Non solo, dunque, il quadro politico è confuso e frammentato, ma - riprendendo l’interrogativo di cui sopra - ad aver vinto è la protesta, la protesta di quel 15% che ha scelto i grillini, dilettanti allo sbaraglio. Senza contare, il dato importante, ma non storico, della vittoria del PD.
Nel programma di Rosario Crocetta, nuovo governatore dell’isola, si legge chiaramente l’intenzione di una ridistribuzione delle risorse, di un taglio agli stipendi dei deputati, del progetto di “una programmazione dal basso” e “di cacciare dalla Sicilia la mafia” con la creazione di un grosso organismo antiracket, di cui, lasciando stare la sostanziale inutilità, il costo neppure viene preso in considerazione.
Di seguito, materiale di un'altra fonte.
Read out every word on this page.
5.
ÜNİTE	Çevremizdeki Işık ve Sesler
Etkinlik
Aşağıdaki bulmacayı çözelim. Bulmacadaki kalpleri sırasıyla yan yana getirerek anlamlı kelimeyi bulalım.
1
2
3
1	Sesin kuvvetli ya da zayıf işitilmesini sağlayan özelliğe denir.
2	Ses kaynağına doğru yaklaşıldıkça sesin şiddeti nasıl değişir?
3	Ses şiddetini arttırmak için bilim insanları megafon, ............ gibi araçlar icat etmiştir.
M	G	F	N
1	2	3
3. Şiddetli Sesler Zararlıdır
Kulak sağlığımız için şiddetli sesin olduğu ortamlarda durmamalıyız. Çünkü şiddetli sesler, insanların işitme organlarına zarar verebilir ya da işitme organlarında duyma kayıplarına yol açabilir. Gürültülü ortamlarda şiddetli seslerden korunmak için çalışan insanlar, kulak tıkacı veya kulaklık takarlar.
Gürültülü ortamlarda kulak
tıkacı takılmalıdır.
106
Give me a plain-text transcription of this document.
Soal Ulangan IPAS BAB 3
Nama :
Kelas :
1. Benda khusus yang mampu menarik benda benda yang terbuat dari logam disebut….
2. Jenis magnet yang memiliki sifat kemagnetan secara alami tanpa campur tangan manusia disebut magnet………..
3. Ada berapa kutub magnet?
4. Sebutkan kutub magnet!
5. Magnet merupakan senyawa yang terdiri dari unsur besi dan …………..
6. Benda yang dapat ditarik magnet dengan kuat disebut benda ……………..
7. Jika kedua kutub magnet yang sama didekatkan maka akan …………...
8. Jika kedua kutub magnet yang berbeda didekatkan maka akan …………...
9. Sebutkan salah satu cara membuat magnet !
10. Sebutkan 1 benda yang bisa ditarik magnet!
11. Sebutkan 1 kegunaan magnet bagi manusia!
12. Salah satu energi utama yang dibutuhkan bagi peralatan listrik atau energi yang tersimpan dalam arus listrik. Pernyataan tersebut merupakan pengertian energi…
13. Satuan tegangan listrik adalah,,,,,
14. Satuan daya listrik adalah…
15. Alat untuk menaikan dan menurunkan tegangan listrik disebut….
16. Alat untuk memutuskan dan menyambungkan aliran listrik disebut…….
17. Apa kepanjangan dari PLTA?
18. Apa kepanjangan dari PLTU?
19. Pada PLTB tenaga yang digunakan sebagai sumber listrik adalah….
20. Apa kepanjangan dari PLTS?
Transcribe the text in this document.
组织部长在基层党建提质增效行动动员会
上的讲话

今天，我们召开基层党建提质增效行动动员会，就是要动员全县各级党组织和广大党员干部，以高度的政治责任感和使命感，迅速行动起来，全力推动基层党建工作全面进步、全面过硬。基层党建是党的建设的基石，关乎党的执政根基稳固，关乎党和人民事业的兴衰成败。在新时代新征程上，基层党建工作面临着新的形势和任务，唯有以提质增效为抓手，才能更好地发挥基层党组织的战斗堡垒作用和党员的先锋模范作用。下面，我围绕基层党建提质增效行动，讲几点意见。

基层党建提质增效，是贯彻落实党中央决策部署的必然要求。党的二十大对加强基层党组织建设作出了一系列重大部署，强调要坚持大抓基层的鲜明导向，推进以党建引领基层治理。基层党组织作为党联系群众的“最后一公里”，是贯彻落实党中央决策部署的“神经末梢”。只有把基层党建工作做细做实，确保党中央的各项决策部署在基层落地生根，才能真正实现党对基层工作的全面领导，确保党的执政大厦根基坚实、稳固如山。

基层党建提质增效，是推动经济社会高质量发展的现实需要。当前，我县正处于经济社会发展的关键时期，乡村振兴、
Si parla di Sicilia come terra della rivoluzione, di “formare il nuovo cittadino a questo spirito contro cosa nostra”, di “non rendere più vuota la parola parità” e soprattutto: “lavoreremo per l’inclusione sociale di tutti abbattendo ogni ghetto e ogni emarginazione, sposando anche le battaglie per i diritti civili delle persone.” Questo e molto altro è contenuto nel programma politico, che non si allontana molto da una forma di delirio e che assume i contorni utopistici di una rivoluzione che, in quanto tale, non sovverte alcun ordine, non procura nessun cambiamento e propone la minestrina riscaldata di un progressismo vecchio e stanco che fino ad ora non ha attanagliato lo spirito forte e combattivo dei siciliani.

La vera risposta che i siciliani si aspettano con forza è che il buco (quello di bilancio, s'intende...) di sei miliardi di euro venga risanato e che vengano date risposte certe in merito a progetti concreti per le famiglie, i giovani, le imprese e gli enti pubblici.